Du coup, d’autres se sont lancés sur ce créneau, avec plus ou moins de bonheur. « Le pire que j’aie vu, se souvient M. Olivier Davoust, du blog Mon petit observatoire du recrutement (5), ce sont des stages où les chômeurs devaient se promener masqués et se toucher les uns les autres, prétendument pour mieux comprendre l’espace. » Autre cas, celui de Corinne, à qui l’Association pour l’emploi des cadres (Apec) a proposé une formation peu après son licenciement. « J’étais un peu obligée de dire “oui”, raconte-t-elle, mais ça a coûté 700 euros pour rien.

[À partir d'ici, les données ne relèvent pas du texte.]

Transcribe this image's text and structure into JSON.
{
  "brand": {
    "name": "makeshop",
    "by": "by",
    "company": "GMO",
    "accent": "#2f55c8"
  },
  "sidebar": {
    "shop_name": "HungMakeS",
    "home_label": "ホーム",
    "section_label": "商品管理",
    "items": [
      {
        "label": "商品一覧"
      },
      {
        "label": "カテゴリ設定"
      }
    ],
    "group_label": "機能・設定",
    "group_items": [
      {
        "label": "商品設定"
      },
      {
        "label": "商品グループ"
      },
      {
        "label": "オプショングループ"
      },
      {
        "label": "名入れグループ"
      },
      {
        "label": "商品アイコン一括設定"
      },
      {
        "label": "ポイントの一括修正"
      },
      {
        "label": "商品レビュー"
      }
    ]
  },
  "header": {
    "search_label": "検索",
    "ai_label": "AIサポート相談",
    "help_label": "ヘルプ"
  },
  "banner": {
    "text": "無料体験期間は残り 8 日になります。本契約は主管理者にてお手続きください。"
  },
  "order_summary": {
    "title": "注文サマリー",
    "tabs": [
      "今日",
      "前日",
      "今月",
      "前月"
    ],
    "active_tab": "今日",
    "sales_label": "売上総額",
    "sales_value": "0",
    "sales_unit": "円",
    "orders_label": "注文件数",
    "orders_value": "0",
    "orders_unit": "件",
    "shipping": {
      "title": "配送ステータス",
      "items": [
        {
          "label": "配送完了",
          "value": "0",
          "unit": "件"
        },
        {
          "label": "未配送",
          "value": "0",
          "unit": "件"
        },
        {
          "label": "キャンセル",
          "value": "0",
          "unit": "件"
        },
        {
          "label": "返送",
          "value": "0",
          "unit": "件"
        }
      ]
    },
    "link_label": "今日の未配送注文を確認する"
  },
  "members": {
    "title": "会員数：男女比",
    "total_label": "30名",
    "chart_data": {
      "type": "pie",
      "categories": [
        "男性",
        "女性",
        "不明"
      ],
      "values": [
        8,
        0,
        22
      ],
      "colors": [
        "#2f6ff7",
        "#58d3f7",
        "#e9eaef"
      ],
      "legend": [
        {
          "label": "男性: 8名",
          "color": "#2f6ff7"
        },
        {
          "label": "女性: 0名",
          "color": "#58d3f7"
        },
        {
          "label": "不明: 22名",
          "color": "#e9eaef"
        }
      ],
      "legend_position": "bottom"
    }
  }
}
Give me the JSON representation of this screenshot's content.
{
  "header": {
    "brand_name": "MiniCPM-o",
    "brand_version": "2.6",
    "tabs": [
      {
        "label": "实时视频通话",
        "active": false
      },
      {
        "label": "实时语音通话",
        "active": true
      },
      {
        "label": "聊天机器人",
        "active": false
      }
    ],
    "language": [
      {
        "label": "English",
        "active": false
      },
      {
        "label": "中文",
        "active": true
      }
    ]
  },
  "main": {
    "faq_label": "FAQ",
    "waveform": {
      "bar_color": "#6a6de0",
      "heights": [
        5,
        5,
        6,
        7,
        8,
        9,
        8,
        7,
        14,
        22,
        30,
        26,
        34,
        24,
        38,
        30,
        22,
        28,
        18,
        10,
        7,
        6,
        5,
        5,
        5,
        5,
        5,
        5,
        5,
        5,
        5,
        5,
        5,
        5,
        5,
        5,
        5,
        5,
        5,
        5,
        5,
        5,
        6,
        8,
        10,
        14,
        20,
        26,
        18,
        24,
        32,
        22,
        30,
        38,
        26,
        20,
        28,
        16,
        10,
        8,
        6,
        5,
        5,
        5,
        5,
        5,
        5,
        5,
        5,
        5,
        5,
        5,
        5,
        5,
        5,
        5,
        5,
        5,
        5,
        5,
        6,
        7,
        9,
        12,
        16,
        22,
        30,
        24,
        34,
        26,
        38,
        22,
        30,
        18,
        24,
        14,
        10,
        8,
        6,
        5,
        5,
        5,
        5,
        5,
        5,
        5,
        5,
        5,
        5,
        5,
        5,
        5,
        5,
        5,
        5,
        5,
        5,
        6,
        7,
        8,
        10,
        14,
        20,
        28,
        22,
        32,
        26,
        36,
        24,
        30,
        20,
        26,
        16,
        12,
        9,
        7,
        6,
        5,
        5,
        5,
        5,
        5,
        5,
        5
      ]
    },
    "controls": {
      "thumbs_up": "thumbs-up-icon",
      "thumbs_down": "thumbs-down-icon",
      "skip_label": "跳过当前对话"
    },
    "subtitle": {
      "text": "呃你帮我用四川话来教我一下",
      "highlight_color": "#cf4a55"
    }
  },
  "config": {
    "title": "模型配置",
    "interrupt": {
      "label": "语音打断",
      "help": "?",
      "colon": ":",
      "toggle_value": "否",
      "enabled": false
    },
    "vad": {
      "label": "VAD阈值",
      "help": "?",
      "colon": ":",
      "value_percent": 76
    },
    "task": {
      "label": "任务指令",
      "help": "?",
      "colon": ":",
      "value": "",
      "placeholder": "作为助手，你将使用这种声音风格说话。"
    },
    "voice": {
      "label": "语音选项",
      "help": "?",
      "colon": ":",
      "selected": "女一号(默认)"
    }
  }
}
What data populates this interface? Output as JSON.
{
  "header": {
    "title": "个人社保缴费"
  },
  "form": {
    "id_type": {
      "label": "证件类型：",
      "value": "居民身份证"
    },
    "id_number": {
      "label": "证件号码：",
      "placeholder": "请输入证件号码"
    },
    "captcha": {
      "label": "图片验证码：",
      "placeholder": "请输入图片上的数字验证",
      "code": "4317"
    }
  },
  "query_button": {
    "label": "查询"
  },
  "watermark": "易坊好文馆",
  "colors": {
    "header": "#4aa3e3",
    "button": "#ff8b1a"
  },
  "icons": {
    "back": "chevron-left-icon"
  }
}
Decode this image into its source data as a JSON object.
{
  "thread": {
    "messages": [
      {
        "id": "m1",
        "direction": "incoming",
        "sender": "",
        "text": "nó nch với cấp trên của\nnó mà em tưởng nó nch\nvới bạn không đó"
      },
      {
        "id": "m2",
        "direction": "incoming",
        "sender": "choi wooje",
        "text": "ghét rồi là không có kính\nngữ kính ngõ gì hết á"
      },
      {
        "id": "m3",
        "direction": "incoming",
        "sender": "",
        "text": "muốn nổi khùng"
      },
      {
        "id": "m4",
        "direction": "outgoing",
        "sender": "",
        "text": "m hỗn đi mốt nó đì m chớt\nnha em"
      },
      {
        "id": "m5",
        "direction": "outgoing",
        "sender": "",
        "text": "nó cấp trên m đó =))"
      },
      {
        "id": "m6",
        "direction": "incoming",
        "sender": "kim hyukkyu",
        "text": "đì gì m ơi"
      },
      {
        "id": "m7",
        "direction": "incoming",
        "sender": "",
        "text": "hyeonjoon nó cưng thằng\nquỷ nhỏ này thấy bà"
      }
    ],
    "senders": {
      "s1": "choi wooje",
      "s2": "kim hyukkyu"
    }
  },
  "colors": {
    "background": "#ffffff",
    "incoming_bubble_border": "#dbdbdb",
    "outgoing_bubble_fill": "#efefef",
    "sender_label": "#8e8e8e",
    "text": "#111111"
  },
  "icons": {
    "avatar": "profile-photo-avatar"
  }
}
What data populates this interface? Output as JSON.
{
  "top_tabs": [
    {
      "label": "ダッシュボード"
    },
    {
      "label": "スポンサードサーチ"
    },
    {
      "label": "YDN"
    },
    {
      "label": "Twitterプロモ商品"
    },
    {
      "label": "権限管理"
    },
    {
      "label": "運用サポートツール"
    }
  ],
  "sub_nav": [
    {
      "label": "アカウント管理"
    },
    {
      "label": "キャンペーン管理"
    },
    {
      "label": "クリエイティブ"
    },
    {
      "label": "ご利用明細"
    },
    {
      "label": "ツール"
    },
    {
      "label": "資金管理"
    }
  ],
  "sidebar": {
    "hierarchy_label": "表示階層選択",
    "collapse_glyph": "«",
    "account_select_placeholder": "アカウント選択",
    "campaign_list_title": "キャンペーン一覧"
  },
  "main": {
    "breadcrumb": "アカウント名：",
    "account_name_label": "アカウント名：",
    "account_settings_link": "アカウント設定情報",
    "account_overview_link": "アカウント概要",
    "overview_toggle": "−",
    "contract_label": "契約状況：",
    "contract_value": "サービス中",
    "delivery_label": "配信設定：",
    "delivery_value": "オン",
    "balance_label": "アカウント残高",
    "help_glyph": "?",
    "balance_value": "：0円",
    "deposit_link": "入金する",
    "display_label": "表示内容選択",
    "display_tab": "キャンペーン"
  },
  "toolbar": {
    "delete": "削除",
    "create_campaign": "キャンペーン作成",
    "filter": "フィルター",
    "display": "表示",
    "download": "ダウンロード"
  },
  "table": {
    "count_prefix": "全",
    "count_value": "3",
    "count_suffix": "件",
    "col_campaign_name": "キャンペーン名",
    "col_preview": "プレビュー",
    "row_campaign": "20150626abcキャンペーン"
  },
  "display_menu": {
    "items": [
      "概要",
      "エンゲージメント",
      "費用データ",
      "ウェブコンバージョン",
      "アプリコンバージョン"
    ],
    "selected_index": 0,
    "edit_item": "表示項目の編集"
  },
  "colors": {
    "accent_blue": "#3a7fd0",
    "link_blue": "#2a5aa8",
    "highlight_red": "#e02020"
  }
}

Chaque semaine, je devais rencontrer un consultant indépendant qui ne connaissait rien à mon domaine. » Il est vrai qu’un chômeur qui rentre en formation sort des statistiques, « ce qui n’incite pas l’Etat au contrôle », avance M. Patrick Salmon, ancien directeur d’une agence ANPE (6).

Il existe aussi un marché privé du chômage, en dehors de la sous-traitance. Les pionniers en sont les cabinets de reclassement, apparus avec les délocalisations, dans les années 1980. Dans le cadre d’un plan social, ils doivent trouver un nouveau poste pour les licenciés. L’encadrement est plus serré qu’à l’ANPE : en 2003, pour Metaleurop, un consultant pour trente-trois salariés (un pour trois cents à l’ANPE). A l’époque, un tiers des travailleurs restent sur le carreau. Il faut dire que, dans ces structures aussi, le personnel change souvent. Et, pour ces cabinets, les clauses d’objectifs posées par les entreprises ne résolvent rien. « Elles poussent surtout à faire pression sur les gens pour qu’ils acceptent des missions d’intérim, assure le sociologue Olivier Mazade. Les salariés se plaignent... Les cabinets devraient connaître les personnes et le terrain, ce qui prend du temps. Par définition, lors d’un plan social, on en a peu. » Pis, selon Mme Brutus, « ce sont parfois les mêmes cabinets qui provoquent les licenciements en conseillant l’entreprise, et qui reclassent ensuite. Par exemple Altedia, pour la société Formica. »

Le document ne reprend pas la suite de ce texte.